As a long-time Honda fanatic, I skidded to a stop (figuratively, anyway) with my mouse scrolling when I came across a listing for a Honda S2000. It’s a car so special that I have one in my own collection.
“Super clean, super fun,” the listing begins. “Here’s your opportunity to own a piece of automotive history and get behind the wheel of an ultra-clean 2000 Honda S2000 with only 68,900 miles.”
The seller goes on to describe the condition: “This sporty roadster is in superb, excellent condition inside and out. Extremely well-maintained. No mods, all original. Average of 3,000 miles driven per year. Always garaged!”

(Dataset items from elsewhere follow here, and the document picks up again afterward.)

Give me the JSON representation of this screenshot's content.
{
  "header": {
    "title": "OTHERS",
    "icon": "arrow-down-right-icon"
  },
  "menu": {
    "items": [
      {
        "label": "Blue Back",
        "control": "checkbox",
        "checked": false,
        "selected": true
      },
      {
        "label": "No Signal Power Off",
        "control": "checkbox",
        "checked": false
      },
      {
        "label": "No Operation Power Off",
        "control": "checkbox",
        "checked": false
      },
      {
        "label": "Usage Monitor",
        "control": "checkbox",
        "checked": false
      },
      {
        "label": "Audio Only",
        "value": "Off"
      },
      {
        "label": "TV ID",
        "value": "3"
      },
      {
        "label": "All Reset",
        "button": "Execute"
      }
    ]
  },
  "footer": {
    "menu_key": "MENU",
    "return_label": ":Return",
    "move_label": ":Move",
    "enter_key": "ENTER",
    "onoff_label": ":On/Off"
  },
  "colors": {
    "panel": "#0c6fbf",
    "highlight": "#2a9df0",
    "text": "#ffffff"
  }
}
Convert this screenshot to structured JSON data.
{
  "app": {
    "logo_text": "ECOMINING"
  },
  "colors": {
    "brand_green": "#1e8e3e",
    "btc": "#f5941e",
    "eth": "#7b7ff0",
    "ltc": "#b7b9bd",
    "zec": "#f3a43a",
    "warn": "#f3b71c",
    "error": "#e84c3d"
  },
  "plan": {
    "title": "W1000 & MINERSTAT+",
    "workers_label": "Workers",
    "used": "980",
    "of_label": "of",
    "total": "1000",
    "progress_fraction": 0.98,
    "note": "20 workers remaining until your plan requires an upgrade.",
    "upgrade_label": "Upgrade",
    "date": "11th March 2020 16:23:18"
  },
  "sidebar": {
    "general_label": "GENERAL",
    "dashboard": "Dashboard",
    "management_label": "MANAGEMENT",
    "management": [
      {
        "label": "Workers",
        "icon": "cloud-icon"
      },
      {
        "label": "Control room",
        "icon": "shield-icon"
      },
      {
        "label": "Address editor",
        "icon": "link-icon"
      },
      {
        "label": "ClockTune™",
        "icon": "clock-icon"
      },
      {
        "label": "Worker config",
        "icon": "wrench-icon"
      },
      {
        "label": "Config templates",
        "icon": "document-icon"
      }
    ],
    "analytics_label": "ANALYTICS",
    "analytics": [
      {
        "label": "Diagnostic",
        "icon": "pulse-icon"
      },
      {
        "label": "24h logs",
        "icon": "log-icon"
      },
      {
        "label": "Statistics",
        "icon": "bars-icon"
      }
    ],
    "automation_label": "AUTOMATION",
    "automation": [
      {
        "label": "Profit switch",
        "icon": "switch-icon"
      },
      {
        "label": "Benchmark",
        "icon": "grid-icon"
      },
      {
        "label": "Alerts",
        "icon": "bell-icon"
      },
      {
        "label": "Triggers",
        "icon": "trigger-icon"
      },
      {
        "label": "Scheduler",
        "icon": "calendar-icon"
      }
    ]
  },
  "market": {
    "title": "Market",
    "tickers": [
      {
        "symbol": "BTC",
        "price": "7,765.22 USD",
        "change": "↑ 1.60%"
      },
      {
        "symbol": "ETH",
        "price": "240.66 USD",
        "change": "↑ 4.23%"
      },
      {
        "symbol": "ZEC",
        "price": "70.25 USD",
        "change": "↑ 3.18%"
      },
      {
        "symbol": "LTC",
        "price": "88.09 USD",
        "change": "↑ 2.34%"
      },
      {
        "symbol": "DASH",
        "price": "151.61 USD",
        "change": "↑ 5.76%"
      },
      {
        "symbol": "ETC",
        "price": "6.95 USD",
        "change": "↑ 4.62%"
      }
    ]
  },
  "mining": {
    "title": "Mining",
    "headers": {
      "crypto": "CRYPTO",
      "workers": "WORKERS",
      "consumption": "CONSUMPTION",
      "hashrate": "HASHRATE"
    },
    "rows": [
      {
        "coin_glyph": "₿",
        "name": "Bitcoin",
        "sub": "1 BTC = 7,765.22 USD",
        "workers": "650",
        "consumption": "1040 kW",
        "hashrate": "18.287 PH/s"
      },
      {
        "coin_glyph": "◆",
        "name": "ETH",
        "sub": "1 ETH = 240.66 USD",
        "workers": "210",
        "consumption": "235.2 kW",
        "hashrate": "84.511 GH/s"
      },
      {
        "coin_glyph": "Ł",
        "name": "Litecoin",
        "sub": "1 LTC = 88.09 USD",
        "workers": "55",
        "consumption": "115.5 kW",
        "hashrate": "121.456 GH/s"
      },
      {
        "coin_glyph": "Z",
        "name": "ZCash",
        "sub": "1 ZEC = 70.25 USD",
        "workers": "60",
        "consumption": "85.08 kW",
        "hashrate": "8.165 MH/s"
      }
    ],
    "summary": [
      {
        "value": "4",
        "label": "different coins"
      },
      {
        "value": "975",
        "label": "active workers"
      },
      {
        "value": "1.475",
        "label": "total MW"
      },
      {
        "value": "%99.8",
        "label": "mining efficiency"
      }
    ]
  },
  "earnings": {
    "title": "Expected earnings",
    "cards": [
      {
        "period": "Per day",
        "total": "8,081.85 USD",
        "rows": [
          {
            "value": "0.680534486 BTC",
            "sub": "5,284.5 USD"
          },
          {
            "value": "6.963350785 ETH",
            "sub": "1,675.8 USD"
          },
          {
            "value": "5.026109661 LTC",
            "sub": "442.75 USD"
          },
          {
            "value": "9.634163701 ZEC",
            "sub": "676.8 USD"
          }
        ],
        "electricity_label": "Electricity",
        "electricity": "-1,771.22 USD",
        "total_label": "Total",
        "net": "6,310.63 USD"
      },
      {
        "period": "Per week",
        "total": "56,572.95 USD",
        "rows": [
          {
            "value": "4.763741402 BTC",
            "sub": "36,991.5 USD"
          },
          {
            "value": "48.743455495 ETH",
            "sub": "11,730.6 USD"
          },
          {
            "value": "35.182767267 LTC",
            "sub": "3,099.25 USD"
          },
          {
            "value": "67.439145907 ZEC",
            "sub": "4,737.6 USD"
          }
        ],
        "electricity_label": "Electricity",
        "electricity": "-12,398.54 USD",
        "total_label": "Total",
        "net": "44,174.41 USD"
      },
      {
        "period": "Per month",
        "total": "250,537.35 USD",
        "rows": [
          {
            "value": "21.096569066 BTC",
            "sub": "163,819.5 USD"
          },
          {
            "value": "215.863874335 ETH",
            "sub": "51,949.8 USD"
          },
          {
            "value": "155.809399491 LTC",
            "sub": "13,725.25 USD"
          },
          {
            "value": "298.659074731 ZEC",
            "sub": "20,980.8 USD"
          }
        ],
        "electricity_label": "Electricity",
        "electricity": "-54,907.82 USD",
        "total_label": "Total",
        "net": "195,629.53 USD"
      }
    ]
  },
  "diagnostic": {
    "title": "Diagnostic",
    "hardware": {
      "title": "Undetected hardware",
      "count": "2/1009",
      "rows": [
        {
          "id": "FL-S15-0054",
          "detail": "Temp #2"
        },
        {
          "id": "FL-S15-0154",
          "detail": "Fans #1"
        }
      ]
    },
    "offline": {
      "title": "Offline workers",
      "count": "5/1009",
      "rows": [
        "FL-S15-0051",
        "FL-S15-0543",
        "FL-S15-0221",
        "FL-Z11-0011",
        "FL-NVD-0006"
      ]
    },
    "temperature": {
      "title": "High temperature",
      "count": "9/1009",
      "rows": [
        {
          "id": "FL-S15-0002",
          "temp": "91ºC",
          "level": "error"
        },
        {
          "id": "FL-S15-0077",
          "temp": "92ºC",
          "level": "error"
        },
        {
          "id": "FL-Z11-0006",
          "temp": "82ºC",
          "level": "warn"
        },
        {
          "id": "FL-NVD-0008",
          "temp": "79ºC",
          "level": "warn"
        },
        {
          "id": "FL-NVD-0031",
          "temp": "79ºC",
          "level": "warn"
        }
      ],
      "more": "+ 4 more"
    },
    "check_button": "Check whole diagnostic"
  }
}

The S2000 was a high-revving two-seat sports car produced between 2000 and 2009 for the United States market. Available only with a six-speed manual transmission, it used an inline-four motor and was developed on a lightweight, nimble platform with optimal 50/50 balance. To this day, it remains desirable among collectors, but the platform was also popular in the import tuning culture, so many S2000s have been modified or wrecked in the nearly 15 years since it went out of production.

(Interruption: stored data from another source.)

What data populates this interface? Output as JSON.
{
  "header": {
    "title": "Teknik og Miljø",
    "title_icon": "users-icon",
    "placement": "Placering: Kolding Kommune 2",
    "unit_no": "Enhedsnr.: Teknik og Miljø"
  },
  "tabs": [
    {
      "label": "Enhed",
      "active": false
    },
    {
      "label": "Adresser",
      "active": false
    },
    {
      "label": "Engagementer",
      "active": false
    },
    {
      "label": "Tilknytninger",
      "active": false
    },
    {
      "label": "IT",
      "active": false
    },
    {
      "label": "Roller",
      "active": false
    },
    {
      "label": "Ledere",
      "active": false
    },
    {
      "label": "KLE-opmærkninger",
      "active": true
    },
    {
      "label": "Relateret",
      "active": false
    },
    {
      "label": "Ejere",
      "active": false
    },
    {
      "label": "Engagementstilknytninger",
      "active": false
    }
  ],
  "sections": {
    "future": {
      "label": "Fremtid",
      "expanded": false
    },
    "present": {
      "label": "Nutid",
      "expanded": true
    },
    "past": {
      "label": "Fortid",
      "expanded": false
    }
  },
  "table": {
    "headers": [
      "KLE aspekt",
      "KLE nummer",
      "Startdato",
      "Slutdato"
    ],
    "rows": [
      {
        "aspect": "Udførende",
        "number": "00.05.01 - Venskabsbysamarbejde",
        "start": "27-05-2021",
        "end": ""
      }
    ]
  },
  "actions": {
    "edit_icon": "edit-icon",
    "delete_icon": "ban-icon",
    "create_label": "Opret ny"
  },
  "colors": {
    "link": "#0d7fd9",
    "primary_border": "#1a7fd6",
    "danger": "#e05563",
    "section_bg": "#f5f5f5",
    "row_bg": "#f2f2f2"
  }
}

There were two iterations for the S2000, starting with the “AP1” from 2000 through 2003 followed by the “AP2” from 2004 through 2009. There were noteworthy differences between them including changes to the front and rear fascias, engine output, and technology. This garage-kept “S2K” comes from the first model year and appears to be highly original. It has been garage-kept as shown in the photos that accompany the listing, and it even comes with a fitted factory car cover.

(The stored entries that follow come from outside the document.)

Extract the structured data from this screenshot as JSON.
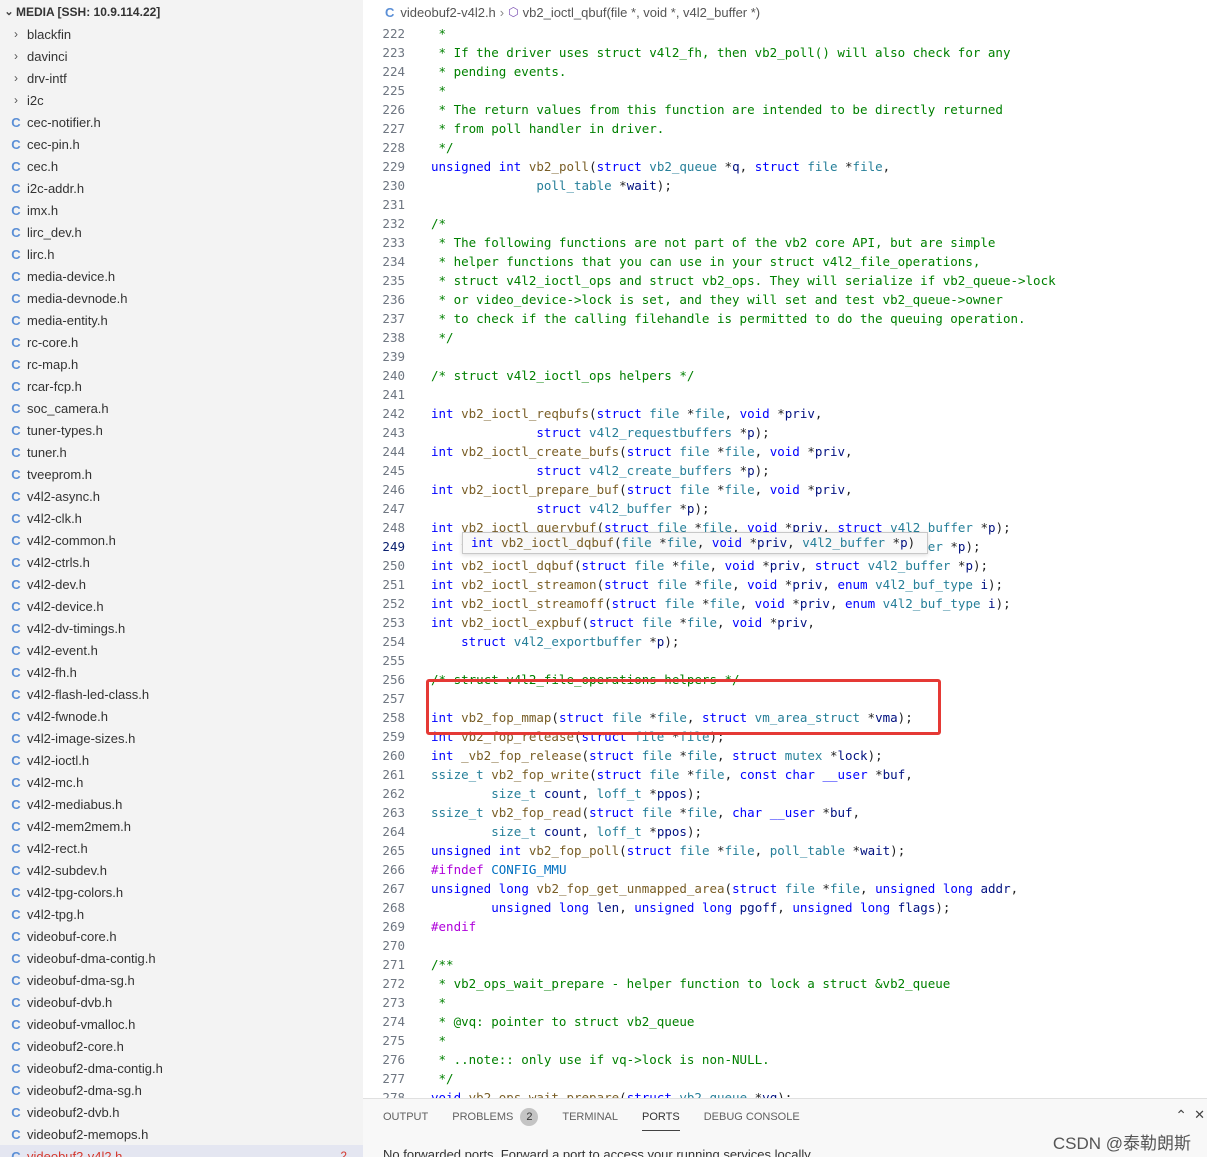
{
  "sidebar": {
    "section_title": "MEDIA [SSH: 10.9.114.22]",
    "folders": [
      "blackfin",
      "davinci",
      "drv-intf",
      "i2c"
    ],
    "files": [
      "cec-notifier.h",
      "cec-pin.h",
      "cec.h",
      "i2c-addr.h",
      "imx.h",
      "lirc_dev.h",
      "lirc.h",
      "media-device.h",
      "media-devnode.h",
      "media-entity.h",
      "rc-core.h",
      "rc-map.h",
      "rcar-fcp.h",
      "soc_camera.h",
      "tuner-types.h",
      "tuner.h",
      "tveeprom.h",
      "v4l2-async.h",
      "v4l2-clk.h",
      "v4l2-common.h",
      "v4l2-ctrls.h",
      "v4l2-dev.h",
      "v4l2-device.h",
      "v4l2-dv-timings.h",
      "v4l2-event.h",
      "v4l2-fh.h",
      "v4l2-flash-led-class.h",
      "v4l2-fwnode.h",
      "v4l2-image-sizes.h",
      "v4l2-ioctl.h",
      "v4l2-mc.h",
      "v4l2-mediabus.h",
      "v4l2-mem2mem.h",
      "v4l2-rect.h",
      "v4l2-subdev.h",
      "v4l2-tpg-colors.h",
      "v4l2-tpg.h",
      "videobuf-core.h",
      "videobuf-dma-contig.h",
      "videobuf-dma-sg.h",
      "videobuf-dvb.h",
      "videobuf-vmalloc.h",
      "videobuf2-core.h",
      "videobuf2-dma-contig.h",
      "videobuf2-dma-sg.h",
      "videobuf2-dvb.h",
      "videobuf2-memops.h",
      "videobuf2-v4l2.h"
    ],
    "active_file_problems": "2",
    "file_icon": "C"
  },
  "breadcrumb": {
    "file": "videobuf2-v4l2.h",
    "symbol": "vb2_ioctl_qbuf(file *, void *, v4l2_buffer *)",
    "symbol_icon": "cube-icon"
  },
  "editor": {
    "current_line": "249",
    "hover_tip": "int vb2_ioctl_dqbuf(file *file, void *priv, v4l2_buffer *p)",
    "lines": [
      {
        "n": "222",
        "t": " *"
      },
      {
        "n": "223",
        "t": " * If the driver uses struct v4l2_fh, then vb2_poll() will also check for any"
      },
      {
        "n": "224",
        "t": " * pending events."
      },
      {
        "n": "225",
        "t": " *"
      },
      {
        "n": "226",
        "t": " * The return values from this function are intended to be directly returned"
      },
      {
        "n": "227",
        "t": " * from poll handler in driver."
      },
      {
        "n": "228",
        "t": " */"
      },
      {
        "n": "229",
        "t": "unsigned int vb2_poll(struct vb2_queue *q, struct file *file,"
      },
      {
        "n": "230",
        "t": "              poll_table *wait);"
      },
      {
        "n": "231",
        "t": ""
      },
      {
        "n": "232",
        "t": "/*"
      },
      {
        "n": "233",
        "t": " * The following functions are not part of the vb2 core API, but are simple"
      },
      {
        "n": "234",
        "t": " * helper functions that you can use in your struct v4l2_file_operations,"
      },
      {
        "n": "235",
        "t": " * struct v4l2_ioctl_ops and struct vb2_ops. They will serialize if vb2_queue->lock"
      },
      {
        "n": "236",
        "t": " * or video_device->lock is set, and they will set and test vb2_queue->owner"
      },
      {
        "n": "237",
        "t": " * to check if the calling filehandle is permitted to do the queuing operation."
      },
      {
        "n": "238",
        "t": " */"
      },
      {
        "n": "239",
        "t": ""
      },
      {
        "n": "240",
        "t": "/* struct v4l2_ioctl_ops helpers */"
      },
      {
        "n": "241",
        "t": ""
      },
      {
        "n": "242",
        "t": "int vb2_ioctl_reqbufs(struct file *file, void *priv,"
      },
      {
        "n": "243",
        "t": "              struct v4l2_requestbuffers *p);"
      },
      {
        "n": "244",
        "t": "int vb2_ioctl_create_bufs(struct file *file, void *priv,"
      },
      {
        "n": "245",
        "t": "              struct v4l2_create_buffers *p);"
      },
      {
        "n": "246",
        "t": "int vb2_ioctl_prepare_buf(struct file *file, void *priv,"
      },
      {
        "n": "247",
        "t": "              struct v4l2_buffer *p);"
      },
      {
        "n": "248",
        "t": "int vb2_ioctl_querybuf(struct file *file, void *priv, struct v4l2_buffer *p);"
      },
      {
        "n": "249",
        "t": "int vb2_ioctl_qbuf(struct file *file, void *priv, struct v4l2_buffer *p);"
      },
      {
        "n": "250",
        "t": "int vb2_ioctl_dqbuf(struct file *file, void *priv, struct v4l2_buffer *p);"
      },
      {
        "n": "251",
        "t": "int vb2_ioctl_streamon(struct file *file, void *priv, enum v4l2_buf_type i);"
      },
      {
        "n": "252",
        "t": "int vb2_ioctl_streamoff(struct file *file, void *priv, enum v4l2_buf_type i);"
      },
      {
        "n": "253",
        "t": "int vb2_ioctl_expbuf(struct file *file, void *priv,"
      },
      {
        "n": "254",
        "t": "    struct v4l2_exportbuffer *p);"
      },
      {
        "n": "255",
        "t": ""
      },
      {
        "n": "256",
        "t": "/* struct v4l2_file_operations helpers */"
      },
      {
        "n": "257",
        "t": ""
      },
      {
        "n": "258",
        "t": "int vb2_fop_mmap(struct file *file, struct vm_area_struct *vma);"
      },
      {
        "n": "259",
        "t": "int vb2_fop_release(struct file *file);"
      },
      {
        "n": "260",
        "t": "int _vb2_fop_release(struct file *file, struct mutex *lock);"
      },
      {
        "n": "261",
        "t": "ssize_t vb2_fop_write(struct file *file, const char __user *buf,"
      },
      {
        "n": "262",
        "t": "        size_t count, loff_t *ppos);"
      },
      {
        "n": "263",
        "t": "ssize_t vb2_fop_read(struct file *file, char __user *buf,"
      },
      {
        "n": "264",
        "t": "        size_t count, loff_t *ppos);"
      },
      {
        "n": "265",
        "t": "unsigned int vb2_fop_poll(struct file *file, poll_table *wait);"
      },
      {
        "n": "266",
        "t": "#ifndef CONFIG_MMU"
      },
      {
        "n": "267",
        "t": "unsigned long vb2_fop_get_unmapped_area(struct file *file, unsigned long addr,"
      },
      {
        "n": "268",
        "t": "        unsigned long len, unsigned long pgoff, unsigned long flags);"
      },
      {
        "n": "269",
        "t": "#endif"
      },
      {
        "n": "270",
        "t": ""
      },
      {
        "n": "271",
        "t": "/**"
      },
      {
        "n": "272",
        "t": " * vb2_ops_wait_prepare - helper function to lock a struct &vb2_queue"
      },
      {
        "n": "273",
        "t": " *"
      },
      {
        "n": "274",
        "t": " * @vq: pointer to struct vb2_queue"
      },
      {
        "n": "275",
        "t": " *"
      },
      {
        "n": "276",
        "t": " * ..note:: only use if vq->lock is non-NULL."
      },
      {
        "n": "277",
        "t": " */"
      },
      {
        "n": "278",
        "t": "void vb2_ops_wait_prepare(struct vb2_queue *vq);"
      }
    ]
  },
  "panel": {
    "tabs": [
      "OUTPUT",
      "PROBLEMS",
      "TERMINAL",
      "PORTS",
      "DEBUG CONSOLE"
    ],
    "active_tab": "PORTS",
    "problems_count": "2",
    "message": "No forwarded ports. Forward a port to access your running services locally."
  },
  "watermark": "CSDN @泰勒朗斯",
  "colors": {
    "highlight_box": "#e53935",
    "keyword": "#0000ff",
    "type": "#267f99",
    "function": "#795e26",
    "comment": "#008000",
    "param": "#001080"
  }
}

Power for this car came from an F20C 2.0-liter “VTEC” four-cylinder with 240 horsepower and a sky-high 8,800-rpm redline. Honda touted this engine to have the highest output of a naturally-aspirated production car engine in the world at the time of its launch. A Torsen limited-slip differential helped keep the car in control under various acceleration and handling circumstances.
The cabin of the S2000 was all about driver-centric simplicity. The seller notes that the power-operated convertible top is in like-new condition, and “the black leather interior doesn’t have a single blemish.”
“These extremely well-engineered Japanese sports cars are in high demand,” the listing states. “Don’t miss out on this incredible opportunity to own a piece of automotive history.”
The asking price is $31,750 or best offer.